The ban on a strike at PAL will be lifted on April 1, seven days after PALEA notified the labor department of the results of the strike vote.
PALEA called on its 3,500 members to prepare for the first nationwide strike since the 1998 work stoppage at the airline company.
Business as usual
But PAL said assured its passengers and customers that contingency measures are in place to keep its airplanes flying in case members of PALEA stage a strike.

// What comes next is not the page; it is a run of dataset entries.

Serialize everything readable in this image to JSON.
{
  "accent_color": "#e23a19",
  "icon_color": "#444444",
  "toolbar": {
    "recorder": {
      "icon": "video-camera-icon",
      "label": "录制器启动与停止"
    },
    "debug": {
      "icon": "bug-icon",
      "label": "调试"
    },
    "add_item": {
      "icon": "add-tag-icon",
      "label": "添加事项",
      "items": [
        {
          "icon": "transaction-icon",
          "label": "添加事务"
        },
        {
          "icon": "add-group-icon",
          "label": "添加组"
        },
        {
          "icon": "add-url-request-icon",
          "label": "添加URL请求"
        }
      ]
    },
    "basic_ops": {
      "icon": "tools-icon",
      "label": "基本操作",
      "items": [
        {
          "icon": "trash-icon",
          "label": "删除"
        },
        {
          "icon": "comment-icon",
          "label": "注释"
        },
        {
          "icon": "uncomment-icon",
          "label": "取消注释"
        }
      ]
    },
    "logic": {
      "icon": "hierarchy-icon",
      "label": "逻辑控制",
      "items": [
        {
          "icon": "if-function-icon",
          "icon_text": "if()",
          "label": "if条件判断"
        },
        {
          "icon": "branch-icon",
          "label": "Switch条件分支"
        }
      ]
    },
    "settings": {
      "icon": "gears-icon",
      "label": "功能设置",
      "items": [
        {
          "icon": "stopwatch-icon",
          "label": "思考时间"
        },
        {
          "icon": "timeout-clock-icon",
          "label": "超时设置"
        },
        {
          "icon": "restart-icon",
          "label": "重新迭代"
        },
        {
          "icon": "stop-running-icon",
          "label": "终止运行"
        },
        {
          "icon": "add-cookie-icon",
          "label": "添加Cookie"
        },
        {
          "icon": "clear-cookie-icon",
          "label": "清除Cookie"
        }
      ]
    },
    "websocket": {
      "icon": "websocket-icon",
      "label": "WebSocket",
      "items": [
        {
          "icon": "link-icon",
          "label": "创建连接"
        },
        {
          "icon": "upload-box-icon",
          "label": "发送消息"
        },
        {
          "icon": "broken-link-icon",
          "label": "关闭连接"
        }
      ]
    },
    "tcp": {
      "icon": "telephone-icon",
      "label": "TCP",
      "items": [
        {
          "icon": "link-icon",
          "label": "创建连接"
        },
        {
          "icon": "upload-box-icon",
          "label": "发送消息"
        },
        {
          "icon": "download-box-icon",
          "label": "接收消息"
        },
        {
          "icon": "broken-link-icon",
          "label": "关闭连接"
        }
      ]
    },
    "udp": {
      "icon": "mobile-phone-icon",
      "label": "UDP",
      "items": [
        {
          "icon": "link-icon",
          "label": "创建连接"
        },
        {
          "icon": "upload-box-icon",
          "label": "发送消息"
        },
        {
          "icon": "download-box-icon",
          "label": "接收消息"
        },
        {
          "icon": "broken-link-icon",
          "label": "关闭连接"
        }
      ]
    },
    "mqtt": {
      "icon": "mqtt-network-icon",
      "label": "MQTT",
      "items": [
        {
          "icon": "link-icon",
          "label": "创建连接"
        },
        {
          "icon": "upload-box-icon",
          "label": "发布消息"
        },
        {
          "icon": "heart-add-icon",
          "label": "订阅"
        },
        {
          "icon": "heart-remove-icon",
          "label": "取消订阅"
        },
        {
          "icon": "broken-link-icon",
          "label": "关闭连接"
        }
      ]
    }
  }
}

PAL spokesperson Cielo Villaluna said the strike planned by PALEA will be declared illegal. “Flights will continue to be operated according to published schedules while all ticket offices and other sales and airport facilities in Metro Manila, the provinces and stations abroad will maintain regular business operations.” "Our interline airline-partners as well as augmentation forces from management are on standby to ensure that our operations are not disrupted in case PALEA members walk out," Villaluna added.
PAL said that the strike, if declared illegal by DOLE, could lead to the forfeiture of striking workers' benefits including those ordered by the Office of the President.